There’s no end to the amount of sheer weirdness in this one. Start with Tubby, who looks like he is being eaten by a dog. No, he is a dog. Noted. He is looking up at hamburgers being offered by disembodied hands, each of which presumably belongs to this disembodied heads, each of which resides on a plane behind his head, since it’s held by a fellow who stands behind Tubby. Yet Jack Barry, looking very Mephistophelean in a Madison-Avenue sense, is behind the fellow in the red costume by a yard or so, yet his hand is in front of the circular object.

Then there’s Jack Carson in Patches, whatever the devil that means. Oh, right: it's the name of the comic. Not a movie or a radio show, but the character in the red uniform. The kids were part of the Juvenile Jury,  quiz show developed and moderated by Jack Barry.

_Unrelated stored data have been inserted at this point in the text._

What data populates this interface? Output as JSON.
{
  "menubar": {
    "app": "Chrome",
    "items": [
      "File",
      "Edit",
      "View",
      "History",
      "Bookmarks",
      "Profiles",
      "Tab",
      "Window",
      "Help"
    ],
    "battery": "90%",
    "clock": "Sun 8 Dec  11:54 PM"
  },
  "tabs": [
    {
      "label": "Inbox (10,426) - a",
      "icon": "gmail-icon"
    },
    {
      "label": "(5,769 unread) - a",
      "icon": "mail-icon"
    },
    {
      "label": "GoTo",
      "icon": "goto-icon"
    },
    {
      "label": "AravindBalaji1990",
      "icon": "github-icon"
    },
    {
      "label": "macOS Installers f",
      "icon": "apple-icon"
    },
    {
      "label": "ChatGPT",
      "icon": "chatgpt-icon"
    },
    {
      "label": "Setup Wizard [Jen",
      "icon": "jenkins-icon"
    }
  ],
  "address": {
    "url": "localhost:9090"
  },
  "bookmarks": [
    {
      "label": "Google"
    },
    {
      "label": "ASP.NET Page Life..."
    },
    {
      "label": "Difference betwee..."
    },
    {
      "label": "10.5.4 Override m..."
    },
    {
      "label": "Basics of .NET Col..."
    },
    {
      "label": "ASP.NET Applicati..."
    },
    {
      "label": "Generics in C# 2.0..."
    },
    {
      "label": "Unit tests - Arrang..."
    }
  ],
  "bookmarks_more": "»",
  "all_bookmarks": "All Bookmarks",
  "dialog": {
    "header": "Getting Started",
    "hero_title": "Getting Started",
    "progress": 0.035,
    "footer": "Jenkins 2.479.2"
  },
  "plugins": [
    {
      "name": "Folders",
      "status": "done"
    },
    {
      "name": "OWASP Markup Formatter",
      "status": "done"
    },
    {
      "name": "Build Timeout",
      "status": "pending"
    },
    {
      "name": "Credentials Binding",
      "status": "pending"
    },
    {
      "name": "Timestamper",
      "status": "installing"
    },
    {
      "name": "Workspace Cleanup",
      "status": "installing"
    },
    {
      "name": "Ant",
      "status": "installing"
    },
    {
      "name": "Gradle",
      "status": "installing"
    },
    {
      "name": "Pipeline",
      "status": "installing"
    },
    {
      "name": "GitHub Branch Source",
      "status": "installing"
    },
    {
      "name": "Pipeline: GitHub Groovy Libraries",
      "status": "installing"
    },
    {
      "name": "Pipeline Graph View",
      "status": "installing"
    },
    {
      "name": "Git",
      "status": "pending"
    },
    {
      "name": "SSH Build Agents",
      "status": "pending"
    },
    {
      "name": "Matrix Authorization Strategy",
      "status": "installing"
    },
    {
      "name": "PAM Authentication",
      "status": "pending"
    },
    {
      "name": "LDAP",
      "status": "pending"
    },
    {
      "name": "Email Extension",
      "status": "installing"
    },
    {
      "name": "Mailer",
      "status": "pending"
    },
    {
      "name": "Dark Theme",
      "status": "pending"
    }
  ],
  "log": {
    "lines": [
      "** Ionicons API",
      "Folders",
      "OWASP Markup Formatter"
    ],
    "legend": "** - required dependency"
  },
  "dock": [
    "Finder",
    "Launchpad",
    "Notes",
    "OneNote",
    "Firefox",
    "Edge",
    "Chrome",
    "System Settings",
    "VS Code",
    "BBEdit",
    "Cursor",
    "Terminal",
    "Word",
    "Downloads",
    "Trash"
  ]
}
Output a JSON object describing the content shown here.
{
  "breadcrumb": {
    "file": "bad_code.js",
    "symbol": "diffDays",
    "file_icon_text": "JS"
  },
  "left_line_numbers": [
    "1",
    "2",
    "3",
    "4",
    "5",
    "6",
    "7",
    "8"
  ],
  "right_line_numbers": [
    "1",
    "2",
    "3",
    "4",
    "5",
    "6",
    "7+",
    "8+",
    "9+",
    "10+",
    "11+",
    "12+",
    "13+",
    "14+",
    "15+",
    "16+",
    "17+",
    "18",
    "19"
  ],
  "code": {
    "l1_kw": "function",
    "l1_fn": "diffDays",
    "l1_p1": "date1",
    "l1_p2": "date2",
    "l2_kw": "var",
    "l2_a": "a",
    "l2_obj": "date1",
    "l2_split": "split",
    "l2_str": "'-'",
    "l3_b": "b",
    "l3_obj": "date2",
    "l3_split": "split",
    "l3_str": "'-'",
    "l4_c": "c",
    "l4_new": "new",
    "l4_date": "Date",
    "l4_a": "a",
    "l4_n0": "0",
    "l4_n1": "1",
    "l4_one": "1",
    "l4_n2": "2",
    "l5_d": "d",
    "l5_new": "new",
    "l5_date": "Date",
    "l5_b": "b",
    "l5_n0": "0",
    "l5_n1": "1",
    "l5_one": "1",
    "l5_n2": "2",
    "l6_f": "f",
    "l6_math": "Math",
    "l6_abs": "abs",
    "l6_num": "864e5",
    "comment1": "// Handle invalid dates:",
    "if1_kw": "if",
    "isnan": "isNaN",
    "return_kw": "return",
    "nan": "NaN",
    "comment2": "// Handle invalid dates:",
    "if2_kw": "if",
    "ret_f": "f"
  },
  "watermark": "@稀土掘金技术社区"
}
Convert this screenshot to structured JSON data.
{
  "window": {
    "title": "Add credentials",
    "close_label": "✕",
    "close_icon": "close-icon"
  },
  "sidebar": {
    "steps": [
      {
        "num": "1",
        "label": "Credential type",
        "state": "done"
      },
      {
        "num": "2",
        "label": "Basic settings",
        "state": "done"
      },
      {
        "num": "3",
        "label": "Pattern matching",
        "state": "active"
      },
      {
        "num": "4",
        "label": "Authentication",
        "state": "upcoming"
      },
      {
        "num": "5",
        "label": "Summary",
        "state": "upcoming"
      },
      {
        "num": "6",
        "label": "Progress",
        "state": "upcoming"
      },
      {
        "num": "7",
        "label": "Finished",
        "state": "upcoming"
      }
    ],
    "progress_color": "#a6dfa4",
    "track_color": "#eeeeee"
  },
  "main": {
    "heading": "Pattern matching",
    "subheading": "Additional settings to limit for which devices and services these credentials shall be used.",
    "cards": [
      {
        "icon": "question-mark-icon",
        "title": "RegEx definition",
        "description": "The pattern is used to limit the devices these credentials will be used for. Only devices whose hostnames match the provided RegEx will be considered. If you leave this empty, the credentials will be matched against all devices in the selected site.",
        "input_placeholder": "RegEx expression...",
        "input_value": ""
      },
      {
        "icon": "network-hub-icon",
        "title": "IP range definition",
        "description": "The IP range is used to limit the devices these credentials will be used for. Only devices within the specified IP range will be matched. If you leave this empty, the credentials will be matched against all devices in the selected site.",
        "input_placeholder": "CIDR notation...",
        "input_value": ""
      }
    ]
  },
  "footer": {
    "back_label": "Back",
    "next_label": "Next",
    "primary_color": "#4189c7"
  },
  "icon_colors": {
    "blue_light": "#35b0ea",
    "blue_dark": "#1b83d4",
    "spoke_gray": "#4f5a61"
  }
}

It ran from 1946 to 1951, then from 1952 to 1953. According to the invaluable Enyclopedia of Old Time Radio, Patsy was Patsy Walker; Dickie was Dickie Orlan. Glenn was Glenn Mark Arthurs. Tubby’s real name was Fatso McHartstop.

No, not really. Tubby, like Patches, was a fictional character, known for his gluttony and dimness; Patches got him out of jams. . The Juvenile Jury appeared somewhere in the comic, to limited comic effect. Jack Carson contributed an essay on why it’s bad to laugh at people for cruel purposes.

An awful comic. Those hamburger-dripping hands come to me in my nightmares, sometimes.